Der letzte Tag der Menschheit von Matthias März
Ich habe keine Angst, nein die habe ich nicht, auch wenn bald die Welt untergeht.
Das steht unumstößlich fest, niemand mehr kann das verhindern. Ein Asteroid namens „Omega 42“ wird die Erde treffen und unseren schönen Planeten zerstören, mit all seinen Menschen, unserer Kultur, unseren Bauwerken, aber auch mit unseren Waffen.

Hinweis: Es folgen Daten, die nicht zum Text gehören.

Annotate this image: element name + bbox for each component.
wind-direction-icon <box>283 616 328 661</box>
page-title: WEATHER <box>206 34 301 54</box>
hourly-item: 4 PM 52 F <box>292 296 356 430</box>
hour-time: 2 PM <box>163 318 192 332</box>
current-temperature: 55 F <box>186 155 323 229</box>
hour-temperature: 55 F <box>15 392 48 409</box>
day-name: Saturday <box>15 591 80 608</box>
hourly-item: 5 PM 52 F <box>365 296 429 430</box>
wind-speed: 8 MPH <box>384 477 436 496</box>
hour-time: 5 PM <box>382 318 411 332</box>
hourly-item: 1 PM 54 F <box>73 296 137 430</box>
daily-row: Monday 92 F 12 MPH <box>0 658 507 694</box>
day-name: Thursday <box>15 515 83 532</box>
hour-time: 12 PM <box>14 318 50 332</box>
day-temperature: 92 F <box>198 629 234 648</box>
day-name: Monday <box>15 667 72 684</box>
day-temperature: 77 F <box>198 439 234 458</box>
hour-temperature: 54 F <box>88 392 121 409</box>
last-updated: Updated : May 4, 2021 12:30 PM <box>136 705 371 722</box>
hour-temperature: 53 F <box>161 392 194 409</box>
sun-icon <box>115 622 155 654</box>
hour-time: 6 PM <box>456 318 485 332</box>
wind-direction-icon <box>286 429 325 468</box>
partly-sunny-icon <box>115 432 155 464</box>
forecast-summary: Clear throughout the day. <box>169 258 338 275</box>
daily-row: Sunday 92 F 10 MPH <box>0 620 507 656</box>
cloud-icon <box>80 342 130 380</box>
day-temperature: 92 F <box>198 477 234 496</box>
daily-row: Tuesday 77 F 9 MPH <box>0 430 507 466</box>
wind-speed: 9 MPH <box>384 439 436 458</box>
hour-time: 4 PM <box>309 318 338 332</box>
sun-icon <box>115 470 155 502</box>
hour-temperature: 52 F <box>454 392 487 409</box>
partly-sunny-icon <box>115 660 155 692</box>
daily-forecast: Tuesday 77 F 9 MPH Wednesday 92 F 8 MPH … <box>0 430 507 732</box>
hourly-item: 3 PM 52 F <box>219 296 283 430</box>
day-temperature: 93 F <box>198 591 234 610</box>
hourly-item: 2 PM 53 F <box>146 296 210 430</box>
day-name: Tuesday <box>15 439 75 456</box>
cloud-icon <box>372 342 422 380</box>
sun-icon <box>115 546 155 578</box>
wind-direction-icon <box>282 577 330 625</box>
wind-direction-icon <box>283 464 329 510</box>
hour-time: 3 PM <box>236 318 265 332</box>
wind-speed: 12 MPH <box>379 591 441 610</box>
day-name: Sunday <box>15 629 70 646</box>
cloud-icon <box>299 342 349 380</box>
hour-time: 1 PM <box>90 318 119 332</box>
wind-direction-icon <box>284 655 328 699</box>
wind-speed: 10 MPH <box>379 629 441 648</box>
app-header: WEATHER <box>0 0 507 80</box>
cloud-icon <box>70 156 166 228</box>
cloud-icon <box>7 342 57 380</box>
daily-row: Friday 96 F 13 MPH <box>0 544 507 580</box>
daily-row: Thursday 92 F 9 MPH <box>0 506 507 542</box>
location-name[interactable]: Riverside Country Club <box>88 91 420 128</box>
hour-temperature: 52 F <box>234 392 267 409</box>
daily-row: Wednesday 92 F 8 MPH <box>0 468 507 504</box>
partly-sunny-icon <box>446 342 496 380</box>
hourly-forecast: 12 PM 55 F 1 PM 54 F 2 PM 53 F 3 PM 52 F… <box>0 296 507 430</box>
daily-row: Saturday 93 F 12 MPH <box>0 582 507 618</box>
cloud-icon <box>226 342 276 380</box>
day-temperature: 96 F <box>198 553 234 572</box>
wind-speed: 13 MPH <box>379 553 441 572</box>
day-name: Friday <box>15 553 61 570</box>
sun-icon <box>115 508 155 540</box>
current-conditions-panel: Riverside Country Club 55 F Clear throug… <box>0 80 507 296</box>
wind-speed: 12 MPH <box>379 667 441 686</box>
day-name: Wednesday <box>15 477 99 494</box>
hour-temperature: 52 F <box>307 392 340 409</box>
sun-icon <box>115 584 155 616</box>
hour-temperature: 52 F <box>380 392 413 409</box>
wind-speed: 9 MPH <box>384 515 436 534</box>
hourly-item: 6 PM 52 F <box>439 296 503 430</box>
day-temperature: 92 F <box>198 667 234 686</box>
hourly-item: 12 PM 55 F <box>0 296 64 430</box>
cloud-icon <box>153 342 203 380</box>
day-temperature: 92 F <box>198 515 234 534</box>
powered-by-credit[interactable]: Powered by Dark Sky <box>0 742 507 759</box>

Vor 23 Jahren entdeckte eine Gruppe von
Astronomen jenen Kleinplaneten, der seit Millionen von Jahren ziellos durchs All zog. Jetzt ist seine Reise beendet. In der Geschichte der Erde ist es nicht das erste Mal, dass so etwas geschieht. Jedes Mal hat sich der Planet wieder erholt, auch wenn viele Arten ausstarben. Nun trifft es uns, im wahrsten Sinne des Wortes. Tröstet es uns, dass danach noch Ratten oder Kakerlaken existieren und diese die neuen Herrscher der Erde werden? Eher nein.
Viele Leute haben sich vor Verzweiflung umgebracht, nachdem vor drei Jahren der letzte Versuch scheiterte „Omega 42“
mittels Atomraketen zu zerstören. Immerhin hat es seitdem kaum noch Kriege, Attentate und dergleichen gegeben. Was für eine bittere Ironie, dass jeder nur noch an sich selbst denkt und den Hass auf die Anderen vergisst.
Meine Planung für die letzten Stunden steht seit Langem fest: ich werde mir ein paar schöne Filme ansehen, werde dazwischen meine Lieblingsmusik hören, mir ein gutes Essen gönnen und mich hemmungslos besaufen. Vorher werde ich mich noch mit guten Freunden treffen. Wir werden Erinnerungen austauschen. Es ist doch ein gutes Gefühl, mit angenehmen Gedanken im
Kopf zu sterben.
In den diversen Internetforen und bei „Facebook“ und Konsorten haben viele Leute ihre Planungen für den „finalen Schuss“, wie es eine große Boulevardzeitung formuliert hat, gepostet. Einige wollen verrückte Dinge machen, aber kaum jemand möchte Sachen zerstören oder seine Nachbarn töten. Ist ja auch sinnlos, wenn ein paar Stunden später sowieso alles hinüber ist.
Raumschiffe zu bauen, um wenigstens ein paar Vertreter der Menschheit zu retten, hatte sich als undurchführbar
erwiesen, denn: woher sollten diese Leute auch hin? Einen bewohnbaren Planeten in mittelbarer Nähe gibt es nicht. Außerdem ist die Strahlung im Weltall viel zu hoch. Das hält niemand lange durch. Selbst, wenn das gegangen wäre, wer hätte überleben dürfen? Unsere Wissenschaftler, unsere Künstler oder gar unsere Politiker oder die Superreichen? Das hätte Aufstände ohne Ende gegeben, da jeder an Bord gewollt hätte.
Nein, es ist besser so, dass wir alle sterben, ohne Ausnahme. Die Menschheit hat es nicht anders verdient. Die Wesen, die nach uns kommen,
werden es vielleicht besser machen. Damit sie wenigstens etwas von unserer Kultur erfahren, haben wir mehrere Sonden in das ewige Eis des Südpols vergraben. Sie werden unsere Kunstwerke sehen, unsere Bücher lesen und unsere Musik hören. Über vieles werden sie sich wundern und es nicht verstehen, so wie wir untergegangene Kulturen nicht oder falsch verstanden haben. Die Erinnerung an die Menschheit wird nicht immer angenehm sein, aber immerhin wird es sie geben.